The attendance was astonishing; the music was glorious; the spirit of our people was uplifting; and the liberty I experienced in preaching the Word of God was out of this world.” In one of his columns, he mentioned that the temperature had gotten into the 30s, but he felt as warm as if he were standing on a sunny beach.
Mariano Pidlaoan, a deacon and one of the greeters for the drive-in services, stated, “Our attendance for the parking lot services has grown since the first Sunday in April.” He added, “Actually, I have been seeing more new faces attending our church. Many of the spouses that seldom attend the worship services in the auditorium are now accompanying their spouses every Sunday and they are bringing their grandchildren. They are enjoying the comfort of having worship in their own cars and wearing comfortable clothes.”
Others have indicated that people walking by the church have stopped and remained for the services.
Lorraine Badr added, “Every week the upper and lower parking lots are filled as people experience “drive-in” church. They are able to hear great music and get a message from the Lord all from the comfort and safety of their automobiles – seldom is there an empty space in the parking areas. Our worship services are also being broadcast on Facebook which affords our homebound members the opportunity to be a part of the worship services for the first time since the church’s television ministry was discontinued.
“For me, these times of worship have been such a blessing,” Badr explained. “I cannot express how comforting it has been to be able to worship and cry out to the Lord from the privacy of my car, while at the same time, being surrounded by people who love me – my church family. This season has been especially difficult for me due to the loss of my daughter, and many times I haven’t had words to express my emotions. These times have truly been a blessing and have been a part of the healing I have needed. Hearing the messages, both in songs and sermons have been a source of encouragement and strength.
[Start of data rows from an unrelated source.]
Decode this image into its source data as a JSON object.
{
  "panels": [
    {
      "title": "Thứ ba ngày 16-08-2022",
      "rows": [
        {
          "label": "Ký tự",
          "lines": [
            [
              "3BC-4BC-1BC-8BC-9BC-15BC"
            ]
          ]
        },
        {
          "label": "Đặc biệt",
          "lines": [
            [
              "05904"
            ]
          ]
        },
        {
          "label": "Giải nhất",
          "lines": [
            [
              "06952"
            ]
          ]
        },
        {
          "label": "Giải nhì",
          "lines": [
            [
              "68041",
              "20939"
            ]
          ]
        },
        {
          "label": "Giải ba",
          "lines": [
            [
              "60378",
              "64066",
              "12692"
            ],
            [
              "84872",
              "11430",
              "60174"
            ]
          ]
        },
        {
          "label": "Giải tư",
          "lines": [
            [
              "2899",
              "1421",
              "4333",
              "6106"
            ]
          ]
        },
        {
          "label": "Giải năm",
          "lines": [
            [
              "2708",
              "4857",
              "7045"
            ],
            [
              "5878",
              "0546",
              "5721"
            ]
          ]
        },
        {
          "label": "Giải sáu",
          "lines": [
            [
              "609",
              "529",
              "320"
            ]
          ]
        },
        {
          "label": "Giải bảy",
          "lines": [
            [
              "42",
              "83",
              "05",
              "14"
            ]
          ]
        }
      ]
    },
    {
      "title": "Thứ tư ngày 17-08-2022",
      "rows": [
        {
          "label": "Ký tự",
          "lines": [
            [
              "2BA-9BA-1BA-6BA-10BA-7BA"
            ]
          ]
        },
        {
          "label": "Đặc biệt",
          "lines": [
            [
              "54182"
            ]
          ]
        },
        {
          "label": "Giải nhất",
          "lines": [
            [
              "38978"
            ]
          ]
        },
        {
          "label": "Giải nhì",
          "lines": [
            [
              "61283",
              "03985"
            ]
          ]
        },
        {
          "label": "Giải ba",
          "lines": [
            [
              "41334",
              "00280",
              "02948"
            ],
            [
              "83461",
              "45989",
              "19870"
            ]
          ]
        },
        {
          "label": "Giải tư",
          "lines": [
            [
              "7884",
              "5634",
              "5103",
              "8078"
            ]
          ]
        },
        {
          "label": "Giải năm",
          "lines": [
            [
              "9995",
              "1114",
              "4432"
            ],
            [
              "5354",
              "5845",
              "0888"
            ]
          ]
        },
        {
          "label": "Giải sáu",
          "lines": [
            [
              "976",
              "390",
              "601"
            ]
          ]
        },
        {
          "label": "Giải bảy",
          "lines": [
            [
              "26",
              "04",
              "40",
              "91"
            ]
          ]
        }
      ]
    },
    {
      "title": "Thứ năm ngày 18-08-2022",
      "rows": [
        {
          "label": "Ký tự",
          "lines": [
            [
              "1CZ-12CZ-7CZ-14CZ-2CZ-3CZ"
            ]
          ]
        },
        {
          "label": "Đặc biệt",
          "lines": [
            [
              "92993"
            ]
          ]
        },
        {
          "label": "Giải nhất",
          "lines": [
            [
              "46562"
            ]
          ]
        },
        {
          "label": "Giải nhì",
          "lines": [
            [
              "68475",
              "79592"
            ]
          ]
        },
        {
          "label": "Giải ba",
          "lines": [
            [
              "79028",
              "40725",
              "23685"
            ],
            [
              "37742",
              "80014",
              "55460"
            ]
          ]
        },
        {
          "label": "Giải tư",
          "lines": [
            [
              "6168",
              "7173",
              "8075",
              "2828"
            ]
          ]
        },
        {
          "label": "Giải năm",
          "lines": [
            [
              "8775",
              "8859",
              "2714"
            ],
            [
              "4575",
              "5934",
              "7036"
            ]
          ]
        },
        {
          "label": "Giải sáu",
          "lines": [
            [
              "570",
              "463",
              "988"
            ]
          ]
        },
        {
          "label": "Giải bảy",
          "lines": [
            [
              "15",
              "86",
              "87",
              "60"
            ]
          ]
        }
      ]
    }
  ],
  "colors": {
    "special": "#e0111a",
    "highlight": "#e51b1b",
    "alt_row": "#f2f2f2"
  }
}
“These services have also been a blessing to Mrs. Mary, our pastor’s wife. She was not able to come to the church prior to the pandemic due to physical limitations, but as a result of our parking lot services and the broadcasting of our services on Facebook, she is able to be a part of our worship experience every week.”
So, Pastor Tony Dickerson’s determination to fight through his own physical challenges, remain undeterred in the midst of inclement weather, refusal to retreat to a more comfortable role in the midst of a pandemic and put the safety of his congregation first qualifies him as a hero.